Nergens kunnen ze zo goed olifantjes maken als in Singapore en India. Altijd kleurrijk, vrolijk, vol kraaltjes of borduurwerk. De handwerkjes uit ‘verre landen’ heb ik altijd mooi gevonden, maar als kind was het nog iets heel bijzonders om een keer zoiets tegen te komen. Nu is dat heel anders, o.a. door Return-to-sender initiatieven. Als je daar of in een wereldwinkel iets koopt, dan zijn dat meestal handgemaakte producten door vrouwen in ontwikkelingslanden, die door de verkoop van hun produkten een leefbaar loon kunnen ontvangen.

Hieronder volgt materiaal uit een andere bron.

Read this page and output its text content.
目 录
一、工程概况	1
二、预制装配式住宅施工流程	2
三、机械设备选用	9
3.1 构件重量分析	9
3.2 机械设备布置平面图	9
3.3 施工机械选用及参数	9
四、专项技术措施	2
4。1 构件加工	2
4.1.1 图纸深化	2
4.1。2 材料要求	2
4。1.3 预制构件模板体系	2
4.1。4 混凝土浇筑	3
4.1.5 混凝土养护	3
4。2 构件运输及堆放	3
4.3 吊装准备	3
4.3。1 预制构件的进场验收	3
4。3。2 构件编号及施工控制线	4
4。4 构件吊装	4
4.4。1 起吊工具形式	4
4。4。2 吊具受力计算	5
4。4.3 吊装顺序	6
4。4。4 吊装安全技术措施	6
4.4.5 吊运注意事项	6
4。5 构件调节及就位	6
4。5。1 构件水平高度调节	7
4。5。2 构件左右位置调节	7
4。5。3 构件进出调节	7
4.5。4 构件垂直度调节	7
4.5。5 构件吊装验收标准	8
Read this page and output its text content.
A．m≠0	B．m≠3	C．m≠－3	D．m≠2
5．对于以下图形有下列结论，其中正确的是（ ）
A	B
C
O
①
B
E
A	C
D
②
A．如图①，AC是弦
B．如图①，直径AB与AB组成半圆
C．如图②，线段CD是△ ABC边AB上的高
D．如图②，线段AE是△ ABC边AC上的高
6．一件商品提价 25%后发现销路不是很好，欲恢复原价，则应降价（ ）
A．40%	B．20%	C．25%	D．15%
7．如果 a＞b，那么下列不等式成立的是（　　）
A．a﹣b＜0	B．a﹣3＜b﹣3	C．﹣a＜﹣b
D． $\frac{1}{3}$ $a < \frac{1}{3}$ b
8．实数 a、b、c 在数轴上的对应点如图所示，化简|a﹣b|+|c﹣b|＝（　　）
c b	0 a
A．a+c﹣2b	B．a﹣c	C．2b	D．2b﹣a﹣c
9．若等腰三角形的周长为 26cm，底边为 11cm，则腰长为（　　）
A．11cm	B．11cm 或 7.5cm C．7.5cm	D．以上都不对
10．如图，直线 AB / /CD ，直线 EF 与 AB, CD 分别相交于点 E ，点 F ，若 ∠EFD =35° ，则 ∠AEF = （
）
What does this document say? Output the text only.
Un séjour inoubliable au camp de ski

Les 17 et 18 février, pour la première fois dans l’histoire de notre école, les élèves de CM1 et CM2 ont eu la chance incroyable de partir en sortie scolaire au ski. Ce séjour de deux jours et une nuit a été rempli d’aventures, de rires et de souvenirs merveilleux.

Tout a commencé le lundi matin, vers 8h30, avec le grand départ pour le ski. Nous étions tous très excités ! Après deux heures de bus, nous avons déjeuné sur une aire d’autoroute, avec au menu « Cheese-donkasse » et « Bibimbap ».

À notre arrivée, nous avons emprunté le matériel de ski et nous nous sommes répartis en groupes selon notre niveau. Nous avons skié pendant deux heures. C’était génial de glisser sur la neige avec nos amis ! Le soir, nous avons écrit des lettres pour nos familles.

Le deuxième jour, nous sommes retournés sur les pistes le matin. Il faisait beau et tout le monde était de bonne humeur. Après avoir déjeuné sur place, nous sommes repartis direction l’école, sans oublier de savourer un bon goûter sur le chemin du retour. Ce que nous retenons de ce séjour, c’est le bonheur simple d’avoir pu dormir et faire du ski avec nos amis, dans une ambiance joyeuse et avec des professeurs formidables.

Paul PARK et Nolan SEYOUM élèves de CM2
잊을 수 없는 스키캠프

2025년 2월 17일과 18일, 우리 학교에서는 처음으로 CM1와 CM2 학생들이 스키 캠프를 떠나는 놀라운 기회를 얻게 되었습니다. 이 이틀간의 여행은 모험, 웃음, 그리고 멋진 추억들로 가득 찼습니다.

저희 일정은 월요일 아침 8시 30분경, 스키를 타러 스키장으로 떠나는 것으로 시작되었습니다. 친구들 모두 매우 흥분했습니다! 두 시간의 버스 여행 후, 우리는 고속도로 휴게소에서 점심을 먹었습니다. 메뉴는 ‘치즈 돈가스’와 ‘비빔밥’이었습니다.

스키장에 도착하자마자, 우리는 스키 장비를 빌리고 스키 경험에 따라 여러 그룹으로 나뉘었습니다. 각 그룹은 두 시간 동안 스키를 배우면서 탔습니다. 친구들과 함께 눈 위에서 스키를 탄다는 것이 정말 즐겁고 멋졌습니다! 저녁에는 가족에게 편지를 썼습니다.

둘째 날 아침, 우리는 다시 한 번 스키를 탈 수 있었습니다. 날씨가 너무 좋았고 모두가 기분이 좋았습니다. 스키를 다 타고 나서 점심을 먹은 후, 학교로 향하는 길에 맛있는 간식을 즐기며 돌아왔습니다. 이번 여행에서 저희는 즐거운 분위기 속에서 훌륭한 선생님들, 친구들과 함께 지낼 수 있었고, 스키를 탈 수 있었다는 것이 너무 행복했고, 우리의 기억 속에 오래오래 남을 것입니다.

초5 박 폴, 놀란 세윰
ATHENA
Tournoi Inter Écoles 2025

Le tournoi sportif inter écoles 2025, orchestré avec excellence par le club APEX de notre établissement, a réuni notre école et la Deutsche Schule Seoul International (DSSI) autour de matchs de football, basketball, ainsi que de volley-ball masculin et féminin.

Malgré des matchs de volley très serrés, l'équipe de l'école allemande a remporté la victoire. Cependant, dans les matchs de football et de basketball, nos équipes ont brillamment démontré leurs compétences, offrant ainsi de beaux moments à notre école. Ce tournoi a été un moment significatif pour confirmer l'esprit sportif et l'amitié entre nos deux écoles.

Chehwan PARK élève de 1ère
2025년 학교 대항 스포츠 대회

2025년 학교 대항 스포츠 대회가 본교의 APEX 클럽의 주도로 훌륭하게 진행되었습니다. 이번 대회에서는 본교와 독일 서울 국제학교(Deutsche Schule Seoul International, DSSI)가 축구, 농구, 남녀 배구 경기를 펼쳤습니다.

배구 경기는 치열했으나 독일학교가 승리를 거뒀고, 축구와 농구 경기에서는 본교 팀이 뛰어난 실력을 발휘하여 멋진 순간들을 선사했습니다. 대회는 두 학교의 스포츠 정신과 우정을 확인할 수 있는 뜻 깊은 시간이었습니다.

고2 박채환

Als tiener wilde ik ook eens een olifantje maken, toen ik een voorbeeld daarvan had gezien. Op de voorkant van het boek Fleurig Linnen zie je dit voorbeeld. Ik weet nog hoe spannend ik het vond om voor het eerst een kettingsteek te borduren. Maar het is niks vergeleken met de olifantjes uit de landen waar ook de èchte rondlopen.
Ik ben bezig met een olifantenklus om heel veel handwerk op te ruimen en te ordenen. Daarbij kom ik van alles tegen, zoals deze olifantjes. En ik merk: grote klussen lijken kleiner als je ze gewoon heel ‘schattig’ maakt.